Improving the performance of Decision Center

You can improve the performance of Decision Center by adapting the architecture to suit your usage.

The goal of performance tuning is to decrease the amount of time and resources that your application server requires to process requests.

Improving performance when Decision Validation Services is not enabled

Decision Center is a high consumer of CPU, memory, and database resources. To ensure scalability, set up the hardware architecture to support usage requirements.

Development item Recommendation
Hardware architecture and CPU usage

Decision Center is designed to be accessed by several users at the same time. Each time a user accesses the Decision Center URL an HTTP session is created on the server and is filled with several objects during the session, including the current IlrSession, some Java™ beans to support the model of the JSF components used in the interface, and some Web components (Intellirule editor and decision table editor). The memory footprint required for a session is difficult to estimate because it depends on many factors, including what actions are performed through the GUI, the VM, and the structure of the repository. If the number of users connected simultaneously to a single server does not fit into the memory allocated for a single VM, deploy Decision Center to a cluster of servers and use load-balancing, so that HTTP sessions are dispatched according to the available memory of the server.

The number and size of the vocabularies used in a Decision Center repository can also effect memory usage. The first time the vocabulary of a given project is loaded, it is stored in memory and shared across sessions. By default, vocabularies are stored in a pool of 10 instances. After 10 instances, other vocabularies are soft-referenced so that the virtual machine can free memory. The same pooling algorithm applies to instances of BOMs and variable providers.

According to the number of users using Decision Center and the kinds of operations they perform, the number of CPUs can be a critical resource. Parsing a business rule or event rule is an atomic operation, which takes a lock on the vocabulary instance to be used. Long running operations such as ruleset generation and reporting make heavy use of the CPU. This means that if many users are accessing the same project at the same time, and they perform long operations, the shared vocabulary can become a bottleneck. This reinforces the need to deploy Decision Center on a cluster.

Database access Most Decision Center operations perform SQL queries. In the case that queries consume too much time, deploy the application server and the database on different computers to force the distribution of the load between Java computing and database access. This should improve the user experience when multiple users are connected to the repository. You can also set the JDBC connection pool of the data source to a number that is equivalent to the maximum number of users that simultaneously connect to Decision Center. If the pool is too small, users may end up getting connection time-outs when their sessions are trying to access the database.
Queries in rule projects

To reduce the time taken to run a semantic or rule analysis query, you can add conditions on the metadata.
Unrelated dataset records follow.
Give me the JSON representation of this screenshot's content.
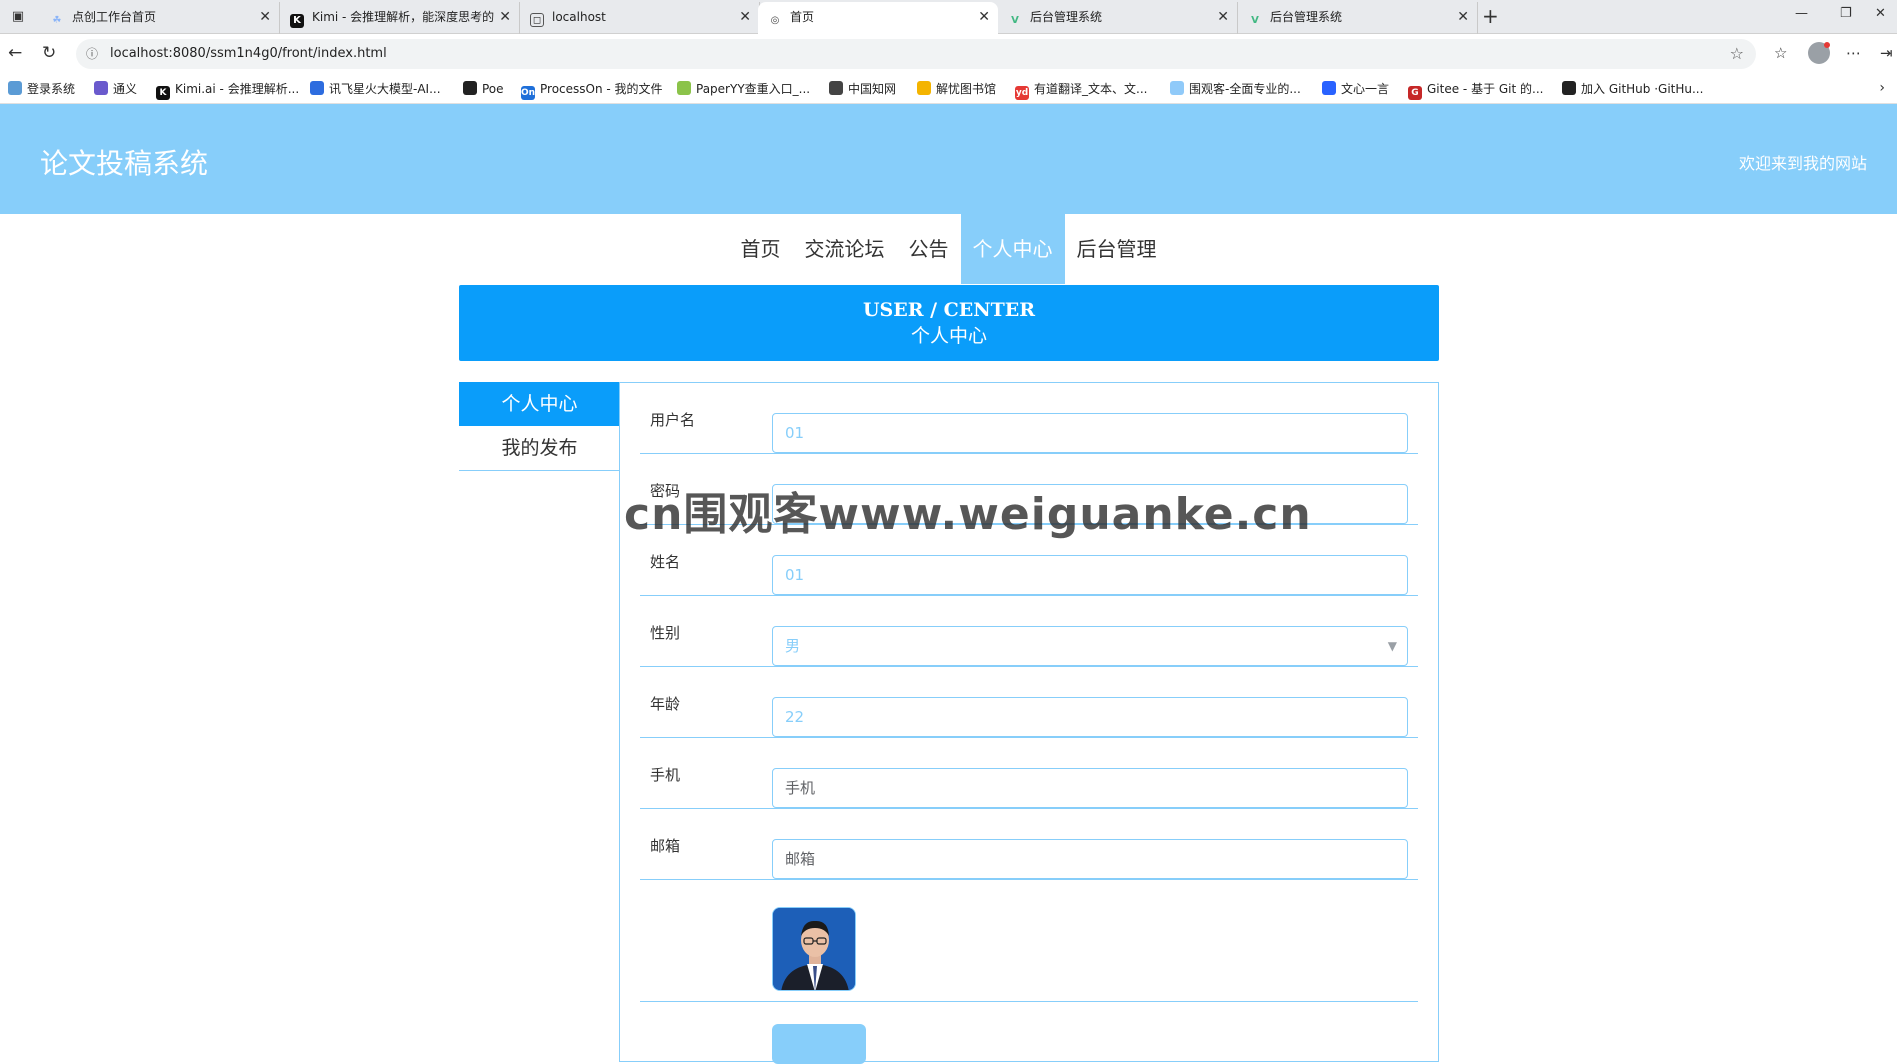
{
  "browser": {
    "tabs": [
      {
        "title": "点创工作台首页",
        "icon": "leaf-icon",
        "active": false
      },
      {
        "title": "Kimi - 会推理解析，能深度思考的",
        "icon": "kimi-icon",
        "active": false
      },
      {
        "title": "localhost",
        "icon": "page-icon",
        "active": false
      },
      {
        "title": "首页",
        "icon": "globe-icon",
        "active": true
      },
      {
        "title": "后台管理系统",
        "icon": "vue-icon",
        "active": false
      },
      {
        "title": "后台管理系统",
        "icon": "vue-icon",
        "active": false
      }
    ],
    "url": "localhost:8080/ssm1n4g0/front/index.html",
    "bookmarks": [
      {
        "label": "登录系统",
        "color": "#5b9bd5"
      },
      {
        "label": "通义",
        "color": "#6a5acd"
      },
      {
        "label": "Kimi.ai - 会推理解析...",
        "color": "#111111"
      },
      {
        "label": "讯飞星火大模型-AI...",
        "color": "#2d6cdf"
      },
      {
        "label": "Poe",
        "color": "#222222"
      },
      {
        "label": "ProcessOn - 我的文件",
        "color": "#1e6fd9"
      },
      {
        "label": "PaperYY查重入口_...",
        "color": "#8bc34a"
      },
      {
        "label": "中国知网",
        "color": "#444444"
      },
      {
        "label": "解忧图书馆",
        "color": "#f4b400"
      },
      {
        "label": "有道翻译_文本、文...",
        "color": "#e53935"
      },
      {
        "label": "围观客-全面专业的...",
        "color": "#90caf9"
      },
      {
        "label": "文心一言",
        "color": "#2962ff"
      },
      {
        "label": "Gitee - 基于 Git 的...",
        "color": "#c62828"
      },
      {
        "label": "加入 GitHub ·GitHu...",
        "color": "#222222"
      }
    ]
  },
  "site": {
    "title": "论文投稿系统",
    "welcome": "欢迎来到我的网站"
  },
  "nav": {
    "items": [
      "首页",
      "交流论坛",
      "公告",
      "个人中心",
      "后台管理"
    ],
    "active_index": 3
  },
  "banner": {
    "en": "USER / CENTER",
    "cn": "个人中心"
  },
  "side_menu": {
    "items": [
      "个人中心",
      "我的发布"
    ],
    "active_index": 0
  },
  "form": {
    "username": {
      "label": "用户名",
      "value": "01"
    },
    "password": {
      "label": "密码",
      "value": ""
    },
    "name": {
      "label": "姓名",
      "value": "01"
    },
    "gender": {
      "label": "性别",
      "value": "男"
    },
    "age": {
      "label": "年龄",
      "value": "22"
    },
    "phone": {
      "label": "手机",
      "placeholder": "手机"
    },
    "email": {
      "label": "邮箱",
      "placeholder": "邮箱"
    }
  },
  "watermark": "cn围观客www.weiguanke.cn"
}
For example:

find all business rules
such that each business rule is never applicable
and the status of each business rule is 'deployable'

Improving performance when Decision Validation Services is enabled

If you have enabled Decision Validation Services, you can improve the performance of testing and simulating in the Decision Center Enterprise console in the following ways:

Development item Recommendation
CPU and memory To improve the performance of Decision Validation Services, install the instances of Rule Execution Server and Decision Center you use to run your tests on different computers. This separation reduces the impact on Decision Center resources (CPU and memory) when Rule Execution Server consumes resources executing a test suite or a simulation.
Rule Execution Server Each time a test suite is run from the Enterprise console, a new RuleApp is created, deployed, and parsed to Rule Execution Server. This means that the parsing cost on Rule Execution Server cannot be avoided. Therefore dedicate a Rule Execution Server instance to testing rules.
XU pool Set the size of the XU pool to a size that is smaller than the total available memory divided by the maximum amount of memory of a ruleset (set in the ra.xml file of the SSP, or configured in the JCA connection factory of the application server). If you have 1 GB allocated for your VM and you execute a ruleset that takes 300 MB in memory, the size of the pool for the XU must be less than or equal to 4. The size of the pool must not be under two. A test suite runs two rulesets, the ruleset to test and the ruleset that contains the tests.
SSP pool Set the size of the SSP pool to half the size of the XU pool (JRULES_JOBS_POOL_SIZE in the web.xml of the SSP WAR). Running a test suite creates two rulesets on Rule Execution Server, so the size of the SSP pool can reduce the risk of overloading the XU pool unnecessarily, and eliminates the possibility of a bottleneck for test suite or simulation executions.
Note: This feature is not available on WebSphere Application Server.